Lee recalls her parents as passionate, encouraging, and surprisingly free of conventional notions for Korean women at that time. She was the middle child of six.Her parents dubbed her “the smart one.” Armed with high scores on her college entrance exam, she entered Ewha Womans University.
Ewha, founded in Seoul in 1886, is a private university for women, founded by the American Methodist Episcopal Church. The university provides both bachelor’s degrees and graduate school education to Korean women of all backgrounds in Liberal Arts and STEM (Science, Technology, Engineering, and Mathematics) fields.

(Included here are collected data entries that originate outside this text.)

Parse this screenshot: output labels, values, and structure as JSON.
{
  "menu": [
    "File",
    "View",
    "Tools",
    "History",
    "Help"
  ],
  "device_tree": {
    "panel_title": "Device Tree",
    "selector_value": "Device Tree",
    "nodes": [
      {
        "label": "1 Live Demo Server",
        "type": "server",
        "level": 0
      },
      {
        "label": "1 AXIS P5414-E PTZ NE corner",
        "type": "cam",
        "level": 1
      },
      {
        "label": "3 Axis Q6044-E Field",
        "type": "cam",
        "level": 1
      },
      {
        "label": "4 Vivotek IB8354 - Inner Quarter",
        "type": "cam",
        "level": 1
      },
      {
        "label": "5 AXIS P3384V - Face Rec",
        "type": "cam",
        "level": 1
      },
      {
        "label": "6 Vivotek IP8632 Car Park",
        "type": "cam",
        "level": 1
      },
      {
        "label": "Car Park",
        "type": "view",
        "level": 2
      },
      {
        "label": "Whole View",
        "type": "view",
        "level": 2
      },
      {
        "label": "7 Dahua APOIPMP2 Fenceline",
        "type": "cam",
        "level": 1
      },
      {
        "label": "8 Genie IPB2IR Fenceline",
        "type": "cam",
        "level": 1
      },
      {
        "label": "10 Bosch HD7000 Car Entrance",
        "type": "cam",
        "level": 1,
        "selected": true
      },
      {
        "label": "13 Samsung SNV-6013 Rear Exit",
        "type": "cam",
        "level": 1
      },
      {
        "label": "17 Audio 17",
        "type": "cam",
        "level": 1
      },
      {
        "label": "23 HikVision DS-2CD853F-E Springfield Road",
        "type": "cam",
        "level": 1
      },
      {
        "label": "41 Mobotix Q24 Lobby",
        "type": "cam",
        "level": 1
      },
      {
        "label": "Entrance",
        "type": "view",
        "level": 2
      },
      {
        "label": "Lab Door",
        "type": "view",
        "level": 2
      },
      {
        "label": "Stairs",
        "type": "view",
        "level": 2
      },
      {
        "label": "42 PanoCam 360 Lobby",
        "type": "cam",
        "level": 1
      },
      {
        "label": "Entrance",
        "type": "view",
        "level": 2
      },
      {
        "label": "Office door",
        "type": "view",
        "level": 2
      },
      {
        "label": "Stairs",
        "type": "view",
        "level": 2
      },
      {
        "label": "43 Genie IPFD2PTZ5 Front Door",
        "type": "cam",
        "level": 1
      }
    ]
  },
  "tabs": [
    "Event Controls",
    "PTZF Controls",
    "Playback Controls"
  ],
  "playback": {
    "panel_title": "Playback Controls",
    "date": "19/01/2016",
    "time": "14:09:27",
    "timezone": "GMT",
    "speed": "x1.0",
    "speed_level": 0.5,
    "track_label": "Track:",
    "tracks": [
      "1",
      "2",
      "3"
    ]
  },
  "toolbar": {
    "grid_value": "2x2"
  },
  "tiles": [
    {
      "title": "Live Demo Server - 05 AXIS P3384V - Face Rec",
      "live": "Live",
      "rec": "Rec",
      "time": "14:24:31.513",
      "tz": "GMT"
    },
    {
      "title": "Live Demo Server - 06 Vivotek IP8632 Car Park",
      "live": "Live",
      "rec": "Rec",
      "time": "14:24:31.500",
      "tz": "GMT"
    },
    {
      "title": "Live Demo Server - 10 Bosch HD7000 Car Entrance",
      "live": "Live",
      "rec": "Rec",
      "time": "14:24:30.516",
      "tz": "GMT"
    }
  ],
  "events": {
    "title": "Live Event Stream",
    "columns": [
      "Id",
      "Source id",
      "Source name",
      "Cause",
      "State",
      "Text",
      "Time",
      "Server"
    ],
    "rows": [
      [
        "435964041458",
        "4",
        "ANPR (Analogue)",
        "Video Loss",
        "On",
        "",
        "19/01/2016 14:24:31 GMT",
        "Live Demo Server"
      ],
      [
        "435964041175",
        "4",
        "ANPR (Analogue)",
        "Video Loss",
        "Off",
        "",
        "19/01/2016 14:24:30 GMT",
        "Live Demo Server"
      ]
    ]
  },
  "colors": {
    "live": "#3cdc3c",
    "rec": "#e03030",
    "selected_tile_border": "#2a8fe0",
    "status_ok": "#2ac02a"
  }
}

Lee earned a degree in pharmacy from the university. She credits a female biochemistry teacher at Ewha for setting her on that path.
“I was awestruck by her knowledge, and it was influential in my choice to pursue a degree in pharmacy.”
Ewha, its name taken from the Korean word for “pear blossoms,” is the largest female educational institute in the world. Lee began working for the Seattle chapter of the university’s Alumnae Association in the 1980s, after relocating to the city.
The Seattle chapter had, at that point, 10 members. Lee worked very hard, often with shoestring budgets, to build the chapter and prepare it to award scholarships out of its own pocket.
“I am extremely proud of our members’ energy and talent,” she summed up. “In 2010, after years of fundraising, the Seattle chapter established its own scholarship fund for Washington state college students, to promote Korean history and cultural awareness.”
Currently, the Seattle chapter’s membership is more than 200 members strong. It is an active member of the Ewha Alumnae Association of North America and funds scholarships both abroad in South Korea and locally in Washington state.
In 2008, utilizing the talents of Seattle Ewha alumnae, the Seattle chapter successfully campaigned for and hosted the annual Ewha Alumnae Association of North America membership meeting that was attended by more than 300 members from across the United States.
As summed up by Seungja Y. Song, who nominated Lee for the Top Contributors honor, Lee transformed the local chapter from an ordinary alumni organization into a vital resource through imaginative programs and wide-ranging fundraising events in the community.
These include concerts, photographic exhibitions, and an annual day-long bazaar, including a variety of homemade, delicate, and exotic Korean food and desserts contributed by members. Comprehensive activities are planned each year by the leadership team, with Lee at the head.
Outside experts are frequently invited for lectures during monthly meetings on topics of current interest, such as women’s health, advice on taxes, finances, retirement, and the history of fine arts. Within the chapter, special interest groups carry out activities, such as hiking, mountain climbing, golf, travel, East Asian fine arts, photography, calligraphy, and museum trips, with monthly reports to the chapter.
When asked her thoughts on Seattle’s Asian community, Lee opined that when she first moved to Seattle, she felt there was a separation between the ethnic groups within Seattle. That line of separation has blurred over the years, in her view, which she attributes to our younger generation’s open-mindedness and community vision.
“It’s good to see the Seattle Asian community supporting and learning from each other. When we partner together as a community, I feel we can advocate for each other and have a bigger voice.”
Chung-hyung Lee will be honored on Dec. 2 at the Northwest Asian Weekly’s annual Top Contributors Awards Dinner, held at the House of Hong Restaurant in Chinatown.